Think of each ECG lead like a camera lens, each one aimed at a specific region of the heart. When you record a 12-lead ECG, you’re capturing 12 different angles of the same cardiac event, like “Bullet Time” from The Matrix. Each lead provides unique insight into electrical activity through its “viewpoint,” helping to localise pathology like ischaemia or infarction.
The leads are grouped based on which part of the heart they visualise:

Septal leads (V1, V2 / Blue): These peer through the sternum at the interventricular septum.

Inferior leads (II, III, aVF / Red): These look up from below, viewing the inferior wall of the left ventricle, typically supplied by the right coronary artery.

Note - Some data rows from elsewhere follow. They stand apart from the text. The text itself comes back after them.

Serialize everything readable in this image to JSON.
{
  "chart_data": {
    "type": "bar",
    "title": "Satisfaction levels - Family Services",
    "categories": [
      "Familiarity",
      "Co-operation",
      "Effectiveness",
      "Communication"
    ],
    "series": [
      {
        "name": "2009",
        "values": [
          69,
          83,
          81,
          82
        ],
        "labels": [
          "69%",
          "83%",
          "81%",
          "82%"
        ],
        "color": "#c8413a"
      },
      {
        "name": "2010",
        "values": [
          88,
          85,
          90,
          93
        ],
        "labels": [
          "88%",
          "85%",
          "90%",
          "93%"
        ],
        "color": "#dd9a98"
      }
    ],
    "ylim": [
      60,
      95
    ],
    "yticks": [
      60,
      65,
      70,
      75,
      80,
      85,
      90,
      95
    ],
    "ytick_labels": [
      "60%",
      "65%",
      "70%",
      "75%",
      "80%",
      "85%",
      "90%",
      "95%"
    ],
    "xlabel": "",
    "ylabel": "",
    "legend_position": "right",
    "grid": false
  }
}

Lateral leads (I, aVL, V5, V6 / Green): These face the left side of the heart, capturing the lateral wall — often reflecting changes in the circumflex artery territory.

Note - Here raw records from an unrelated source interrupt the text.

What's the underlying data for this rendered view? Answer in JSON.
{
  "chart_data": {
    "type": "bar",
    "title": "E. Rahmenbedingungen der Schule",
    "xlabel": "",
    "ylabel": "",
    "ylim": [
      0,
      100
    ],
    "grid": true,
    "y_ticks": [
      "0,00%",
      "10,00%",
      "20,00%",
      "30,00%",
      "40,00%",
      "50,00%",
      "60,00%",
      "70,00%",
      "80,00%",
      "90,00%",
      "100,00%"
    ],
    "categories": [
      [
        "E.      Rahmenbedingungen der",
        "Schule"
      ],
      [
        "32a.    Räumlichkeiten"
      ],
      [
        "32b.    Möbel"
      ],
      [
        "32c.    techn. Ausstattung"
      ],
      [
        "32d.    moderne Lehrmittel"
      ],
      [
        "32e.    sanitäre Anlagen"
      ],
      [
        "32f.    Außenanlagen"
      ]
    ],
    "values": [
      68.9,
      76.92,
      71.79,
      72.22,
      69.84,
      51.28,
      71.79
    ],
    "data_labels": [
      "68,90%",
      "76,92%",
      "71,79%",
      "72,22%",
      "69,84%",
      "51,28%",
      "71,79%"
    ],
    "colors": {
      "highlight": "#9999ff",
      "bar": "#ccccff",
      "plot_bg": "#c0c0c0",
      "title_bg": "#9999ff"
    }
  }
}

Anterior leads (V3, V4 /Yellow): These take a front-on view of the heart, looking directly at the anterior wall, typically supplied by the left anterior descending (LAD) artery.

(Note that the colours on the diagram do not correlate with the colours of the ECG leads).


Each lead records the electrical impulse as it moves toward or away from the electrode. If the current travels toward a lead, you get a positive deflection, if it travels away, you get a negative one. That’s why understanding lead orientation is key to interpreting abnormalities like ST-elevation, T wave inversion, or pathological Q waves.
Misinterpretation often stems from not appreciating what each lead is “watching.” For instance, ST-elevation in II, III, and aVF, but nowhere else, tells you the issue is inferior and not global. Add reciprocal changes, and your case for an MI strengthens.

Mastering lead localisation refines your differential diagnosis, elevates your confidence, and can fast-track time-critical decisions, especially in pre-hospital or acute settings where “time is myocardium.”